Additional information concerning other risk factors is contained in GenOn’s most recent Annual Report on Form 10-K, subsequent Quarterly Report on Form 10-Q, recent Current Reports on Form 8-K, and other SEC filings.

Many of these risks, uncertainties and assumptions are beyond GenOn’s ability to control or predict. Because of these risks, uncertainties and assumptions, you should not place undue reliance on these forward-looking statements. Furthermore, forward-looking statements speak only as of the date they are made, and GenOn undertakes no obligation to update publicly or revise any forward-looking statements to reflect events or circumstances that may arise after the date of this communication. All subsequent written and oral forward-looking statements concerning GenOn, the proposed transaction, the combined company or other matters and attributable to GenOn or any person acting on their behalf are expressly qualified in their entirety by the cautionary statements above.


Additional Information And Where To Find It

This communication does not constitute an offer to sell or the solicitation of an offer to buy any securities or a solicitation of any vote or approval, nor shall there be any sale of securities in any jurisdiction in which such offer, solicitation or sale would be unlawful prior to registration or qualification under the securities laws of any such jurisdiction. The proposed business combination transaction between NRG and GenOn will be submitted to the respective stockholders of NRG and GenOn for their consideration. NRG will file with the Securities and Exchange Commission (“SEC”) a registration statement on Form S-4 that will include a joint proxy statement of NRG and GenOn that also constitutes a prospectus of NRG. NRG and GenOn will mail the joint proxy statement/prospectus to their respective stockholders. NRG and GenOn also plan to file other documents with the SEC regarding the proposed transaction. This communication is not a substitute for any prospectus, proxy statement or any other document which NRG or GenOn may file with the SEC in connection with the proposed transaction. INVESTORS AND SECURITY HOLDERS OF GENON AND NRG ARE URGED TO READ THE JOINT PROXY STATEMENT/PROSPECTUS AND ANY OTHER RELEVANT DOCUMENTS THAT WILL BE FILED WITH THE SEC CAREFULLY AND IN THEIR ENTIRETY WHEN THEY BECOME AVAILABLE BECAUSE THEY WILL CONTAIN IMPORTANT INFORMATION ABOUT THE PROPOSED TRANSACTION. Investors and stockholders will be able to obtain free copies of the joint proxy statement/prospectus and other documents containing important information about NRG and GenOn, once such documents are filed with the SEC, through the website maintained by the SEC at www.sec.gov. NRG and GenOn make available free of charge at www.nrgenergy.com and www.genon.com, respectively (in the “Investor Relations” section), copies of materials they file with, or furnish to, the SEC.
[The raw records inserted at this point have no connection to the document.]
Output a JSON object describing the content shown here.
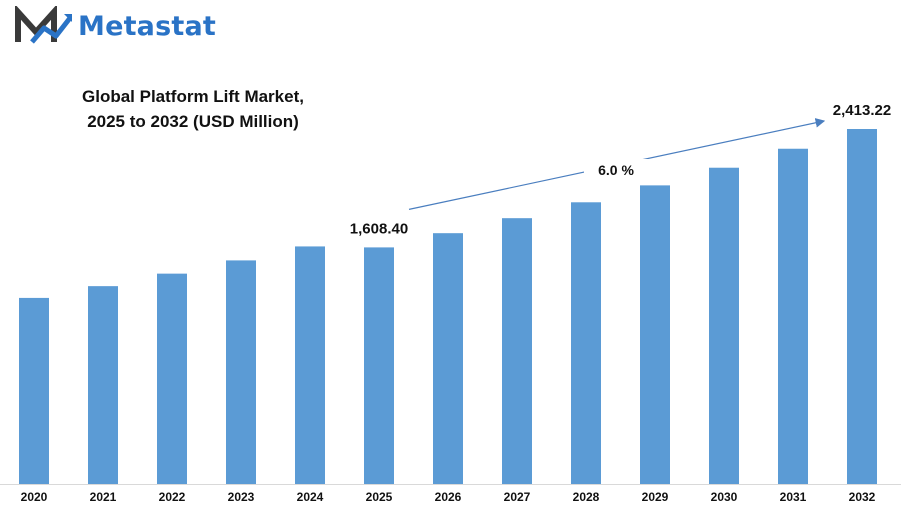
{
  "brand": {
    "name": "Metastat",
    "color": "#2a73c6"
  },
  "chart_data": {
    "type": "bar",
    "title_line1": "Global Platform Lift Market,",
    "title_line2": "2025 to 2032 (USD Million)",
    "categories": [
      "2020",
      "2021",
      "2022",
      "2023",
      "2024",
      "2025",
      "2026",
      "2027",
      "2028",
      "2029",
      "2030",
      "2031",
      "2032"
    ],
    "values": [
      1265,
      1345,
      1430,
      1520,
      1615,
      1608.4,
      1705,
      1807,
      1915,
      2030,
      2150,
      2279,
      2413.22
    ],
    "series_color": "#5b9bd5",
    "data_labels": [
      {
        "category": "2025",
        "text": "1,608.40"
      },
      {
        "category": "2032",
        "text": "2,413.22"
      }
    ],
    "cagr_label": "6.0 %",
    "grid": false,
    "legend": "none"
  }
}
Participants In The Merger Solicitation

NRG, GenOn, and certain of their respective directors and executive officers may be deemed to be participants in the solicitation of proxies from the stockholders of GenOn and NRG in connection with the proposed transaction. Information about the directors and executive officers of NRG is set forth in its proxy statement for its 2012 annual meeting of stockholders, which was filed with the SEC on March 12, 2012. Information about the directors and executive officers of GenOn is set forth in its proxy statement for its 2012 annual meeting of stockholders, which was filed with the SEC on March 30, 2012. These documents can be obtained free of charge from the sources indicated above. Other information regarding the participants in the proxy solicitation and a description of their direct and indirect interests, by security holdings or otherwise, will be contained in the joint proxy statement/prospectus and other relevant materials to be filed with the SEC when they become available.